Methicillin-resistant Staphylococcus aureus (MRSA) is listed as a serious threat by the CDC due to its prevalence and antibiotic resistance. About 2% of all people carry MRSA on their skin or in their nose, which can turn into a severe infection when the skin is broken during injury or surgery. This makes them a potential danger post-surgery, especially in orthopedic surgeries. Surgical site infections of MRSA have a mortality rate of 12.9%. MRSA infections of the bone are difficult to treat with antibiotics, so alternative therapeutic strategies are needed. Bacteriophages are viruses that infect bacteria and may be useful as therapeutics to treat bacterial infections, including those caused by MRSA. To explore the potential of bacteriophage therapy in orthopedic infections, we isolated a bacteriophage that infects a bioluminescent strain of MRSA developed for a mouse-infection model that enables visualization of the bacterial infection in a living mouse.

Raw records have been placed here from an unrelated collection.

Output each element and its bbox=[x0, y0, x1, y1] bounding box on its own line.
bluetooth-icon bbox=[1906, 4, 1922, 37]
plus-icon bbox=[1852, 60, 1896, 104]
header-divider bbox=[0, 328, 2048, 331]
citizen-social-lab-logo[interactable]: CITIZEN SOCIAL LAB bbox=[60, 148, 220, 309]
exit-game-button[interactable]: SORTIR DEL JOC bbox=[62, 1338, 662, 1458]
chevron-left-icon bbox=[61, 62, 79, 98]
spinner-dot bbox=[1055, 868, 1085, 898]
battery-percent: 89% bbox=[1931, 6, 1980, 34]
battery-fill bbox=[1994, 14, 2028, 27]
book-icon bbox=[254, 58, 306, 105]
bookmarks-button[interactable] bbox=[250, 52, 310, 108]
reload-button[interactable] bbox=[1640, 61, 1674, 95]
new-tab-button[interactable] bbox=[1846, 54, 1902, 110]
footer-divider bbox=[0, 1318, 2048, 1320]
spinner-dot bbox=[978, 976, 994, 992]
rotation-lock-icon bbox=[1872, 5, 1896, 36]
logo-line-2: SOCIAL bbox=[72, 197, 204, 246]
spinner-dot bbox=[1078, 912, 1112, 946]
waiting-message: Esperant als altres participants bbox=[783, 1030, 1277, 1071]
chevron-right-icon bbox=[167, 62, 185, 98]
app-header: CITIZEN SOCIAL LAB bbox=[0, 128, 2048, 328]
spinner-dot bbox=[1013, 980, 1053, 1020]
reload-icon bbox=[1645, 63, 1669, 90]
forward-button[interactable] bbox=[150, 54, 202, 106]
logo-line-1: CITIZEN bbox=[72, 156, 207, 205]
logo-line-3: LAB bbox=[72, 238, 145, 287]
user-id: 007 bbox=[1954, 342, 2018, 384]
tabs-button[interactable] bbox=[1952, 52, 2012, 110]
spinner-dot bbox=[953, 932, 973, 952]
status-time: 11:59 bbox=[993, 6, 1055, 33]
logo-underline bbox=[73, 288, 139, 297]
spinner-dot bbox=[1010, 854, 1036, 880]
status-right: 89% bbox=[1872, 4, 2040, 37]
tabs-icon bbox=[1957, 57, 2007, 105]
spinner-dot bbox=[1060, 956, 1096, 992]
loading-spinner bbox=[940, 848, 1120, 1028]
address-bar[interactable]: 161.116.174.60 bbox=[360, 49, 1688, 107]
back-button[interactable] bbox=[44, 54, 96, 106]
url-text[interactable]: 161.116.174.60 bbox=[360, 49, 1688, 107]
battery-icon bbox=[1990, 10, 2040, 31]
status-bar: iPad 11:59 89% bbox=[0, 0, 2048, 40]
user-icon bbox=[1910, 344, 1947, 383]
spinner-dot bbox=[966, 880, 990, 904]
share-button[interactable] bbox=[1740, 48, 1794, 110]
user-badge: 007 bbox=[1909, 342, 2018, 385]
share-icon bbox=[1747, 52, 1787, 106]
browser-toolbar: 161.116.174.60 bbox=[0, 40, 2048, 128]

We isolated two phages from commercial cocktails used for treating infections in eastern Europe that infect both the clinical S.aureus strain. These bacteriophages infected the strain inconsistently and only when the host was grown at 30 °C. To improve the therapeutic potential of these bacteriophages, we conducted sequential propagation at 37 °C to select for mutants that infect better at the body temperature of a mouse.